6. Middelste schildklierader - het is een kort vat dat het midden van de schildklier verlaat, zijdelings passeert voor de halsslagader en de interne halsslagader binnendringt. Het is het eerste vat dat wordt aangetroffen tijdens de operatie van de schildklier en vereist zorgvuldige ligatie.

7. Soms occipitale ader;

8. Thoraxbuis aan de linkerkant of rechter lymfatische leiding aan de contralaterale zijde. Elk kanaal opent op de kruising van de corresponderende subclavia en interne halsslagaders.

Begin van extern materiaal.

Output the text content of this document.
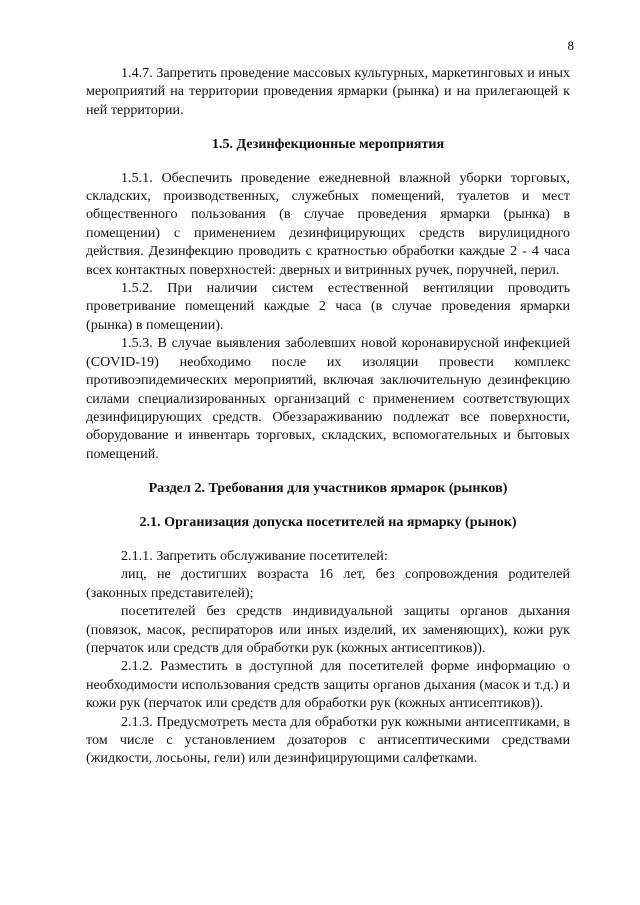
8

1.4.7. Запретить проведение массовых культурных, маркетинговых и иных мероприятий на территории проведения ярмарки (рынка) и на прилегающей к ней территории.

1.5. Дезинфекционные мероприятия

1.5.1. Обеспечить проведение ежедневной влажной уборки торговых, складских, производственных, служебных помещений, туалетов и мест общественного пользования (в случае проведения ярмарки (рынка) в помещении) с применением дезинфицирующих средств вирулицидного действия. Дезинфекцию проводить с кратностью обработки каждые 2 - 4 часа всех контактных поверхностей: дверных и витринных ручек, поручней, перил.

1.5.2. При наличии систем естественной вентиляции проводить проветривание помещений каждые 2 часа (в случае проведения ярмарки (рынка) в помещении).

1.5.3. В случае выявления заболевших новой коронавирусной инфекцией (COVID-19) необходимо после их изоляции провести комплекс противоэпидемических мероприятий, включая заключительную дезинфекцию силами специализированных организаций с применением соответствующих дезинфицирующих средств. Обеззараживанию подлежат все поверхности, оборудование и инвентарь торговых, складских, вспомогательных и бытовых помещений.

Раздел 2. Требования для участников ярмарок (рынков)

2.1. Организация допуска посетителей на ярмарку (рынок)

2.1.1. Запретить обслуживание посетителей:

лиц, не достигших возраста 16 лет, без сопровождения родителей (законных представителей);

посетителей без средств индивидуальной защиты органов дыхания (повязок, масок, респираторов или иных изделий, их заменяющих), кожи рук (перчаток или средств для обработки рук (кожных антисептиков)).

2.1.2. Разместить в доступной для посетителей форме информацию о необходимости использования средств защиты органов дыхания (масок и т.д.) и кожи рук (перчаток или средств для обработки рук (кожных антисептиков)).

2.1.3. Предусмотреть места для обработки рук кожными антисептиками, в том числе с установлением дозаторов с антисептическими средствами (жидкости, лосьоны, гели) или дезинфицирующими салфетками.
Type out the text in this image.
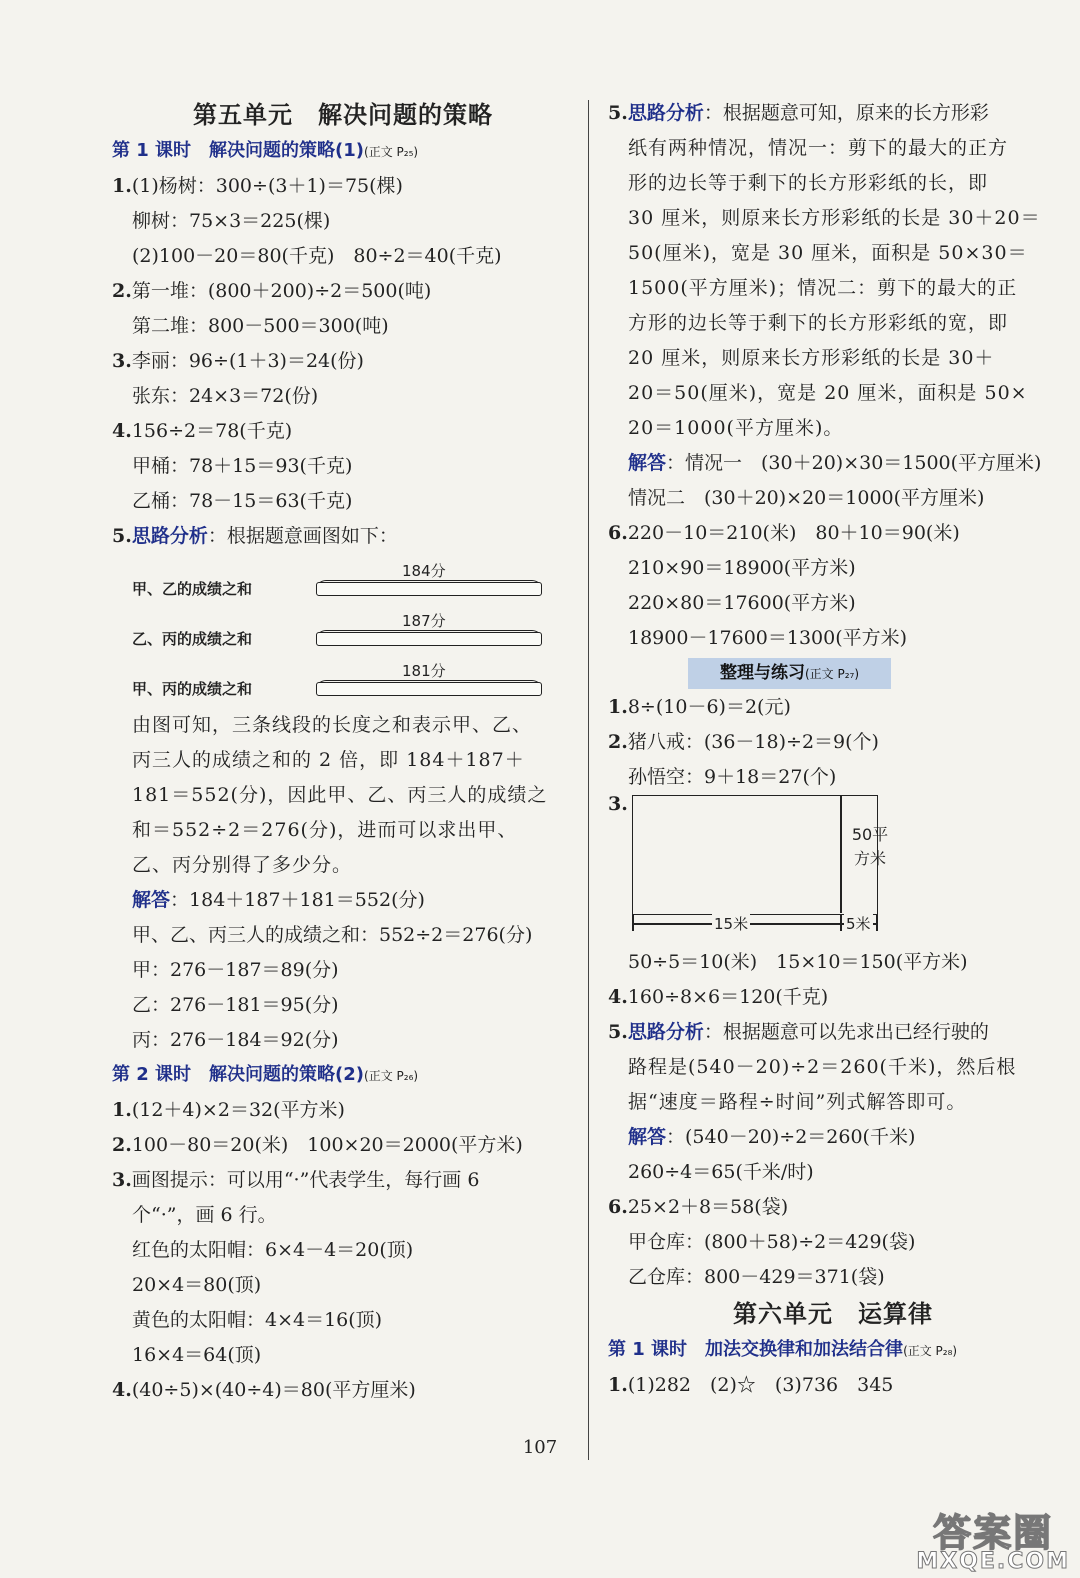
第五单元　解决问题的策略
第 1 课时　解决问题的策略(1)(正文 P₂₅)
1.(1)杨树：300÷(3＋1)＝75(棵)
柳树：75×3＝225(棵)
(2)100－20＝80(千克)　80÷2＝40(千克)
2.第一堆：(800＋200)÷2＝500(吨)
第二堆：800－500＝300(吨)
3.李丽：96÷(1＋3)＝24(份)
张东：24×3＝72(份)
4.156÷2＝78(千克)
甲桶：78＋15＝93(千克)
乙桶：78－15＝63(千克)
5.思路分析：根据题意画图如下：
184分
甲、乙的成绩之和
187分
乙、丙的成绩之和
181分
甲、丙的成绩之和
由图可知，三条线段的长度之和表示甲、乙、
丙三人的成绩之和的 2 倍，即 184＋187＋
181＝552(分)，因此甲、乙、丙三人的成绩之
和＝552÷2＝276(分)，进而可以求出甲、
乙、丙分别得了多少分。
解答：184＋187＋181＝552(分)
甲、乙、丙三人的成绩之和：552÷2＝276(分)
甲：276－187＝89(分)
乙：276－181＝95(分)
丙：276－184＝92(分)
第 2 课时　解决问题的策略(2)(正文 P₂₆)
1.(12＋4)×2＝32(平方米)
2.100－80＝20(米)　100×20＝2000(平方米)
3.画图提示：可以用“·”代表学生，每行画 6
个“·”，画 6 行。
红色的太阳帽：6×4－4＝20(顶)
20×4＝80(顶)
黄色的太阳帽：4×4＝16(顶)
16×4＝64(顶)
4.(40÷5)×(40÷4)＝80(平方厘米)
5.思路分析：根据题意可知，原来的长方形彩
纸有两种情况，情况一：剪下的最大的正方
形的边长等于剩下的长方形彩纸的长，即
30 厘米，则原来长方形彩纸的长是 30＋20＝
50(厘米)，宽是 30 厘米，面积是 50×30＝
1500(平方厘米)；情况二：剪下的最大的正
方形的边长等于剩下的长方形彩纸的宽，即
20 厘米，则原来长方形彩纸的长是 30＋
20＝50(厘米)，宽是 20 厘米，面积是 50×
20＝1000(平方厘米)。
解答：情况一　(30＋20)×30＝1500(平方厘米)
情况二　(30＋20)×20＝1000(平方厘米)
6.220－10＝210(米)　80＋10＝90(米)
210×90＝18900(平方米)
220×80＝17600(平方米)
18900－17600＝1300(平方米)
整理与练习(正文 P₂₇)
1.8÷(10－6)＝2(元)
2.猪八戒：(36－18)÷2＝9(个)
孙悟空：9＋18＝27(个)
3.
50平
方米
15米	5米
50÷5＝10(米)　15×10＝150(平方米)
4.160÷8×6＝120(千克)
5.思路分析：根据题意可以先求出已经行驶的
路程是(540－20)÷2＝260(千米)，然后根
据“速度＝路程÷时间”列式解答即可。
解答：(540－20)÷2＝260(千米)
260÷4＝65(千米/时)
6.25×2＋8＝58(袋)
甲仓库：(800＋58)÷2＝429(袋)
乙仓库：800－429＝371(袋)
第六单元　运算律
第 1 课时　加法交换律和加法结合律(正文 P₂₈)
1.(1)282　(2)☆　(3)736　345
107
答案圈
MXQE.COM
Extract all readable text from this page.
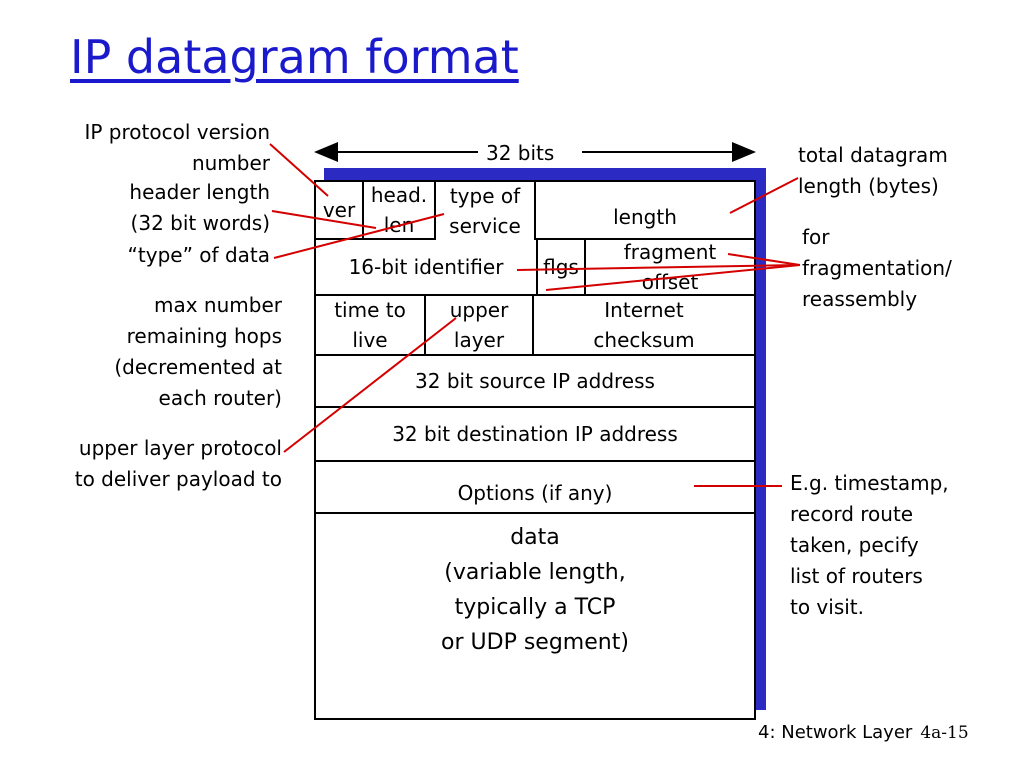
IP datagram format
32 bits
ver
head.
len
type of
service	length
16-bit identifier	flgs
fragment
offset
time to
live
upper
layer
Internet
checksum
32 bit source IP address
32 bit destination IP address
Options (if any)
data
(variable length,
typically a TCP
or UDP segment)
IP protocol version
number
header length
(32 bit words)
“type” of data
max number
remaining hops
(decremented at
each router)
upper layer protocol
to deliver payload to
total datagram
length (bytes)
for
fragmentation/
reassembly
E.g. timestamp,
record route
taken, pecify
list of routers
to visit.
4: Network Layer 4a-15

De eerste en laatste zijrivieren zijn eigenaardig, omdat de eerste een veneuze sinus is en de laatste een lymfevat.

Communications:

(a) met uitwendige halsslagader in het bovenste deel van de nek door middel van een schuine halsslagader;

(b) Met caverneuze sinus via inferieure petrosale sinus en een plexus van aderen rond interne halsslagader.

Speciale opmerkingen:

(a) Bloed uit de oppervlakkige cerebrale aderen heeft de neiging uit te lopen in de rechter interne halsader nadat het achtereenvolgens door de
superieure sagittale sinus, rechter transversale en sigmoid sinussen.

(b) Bloed uit de diepe hersenaders neigt naar afvoer in de linker interne halsslagader terwijl het achtereenvolgens stroomt door de grote hersenvene (van Galen), rechte sinus, linker dwarse en sigmoid sinussen.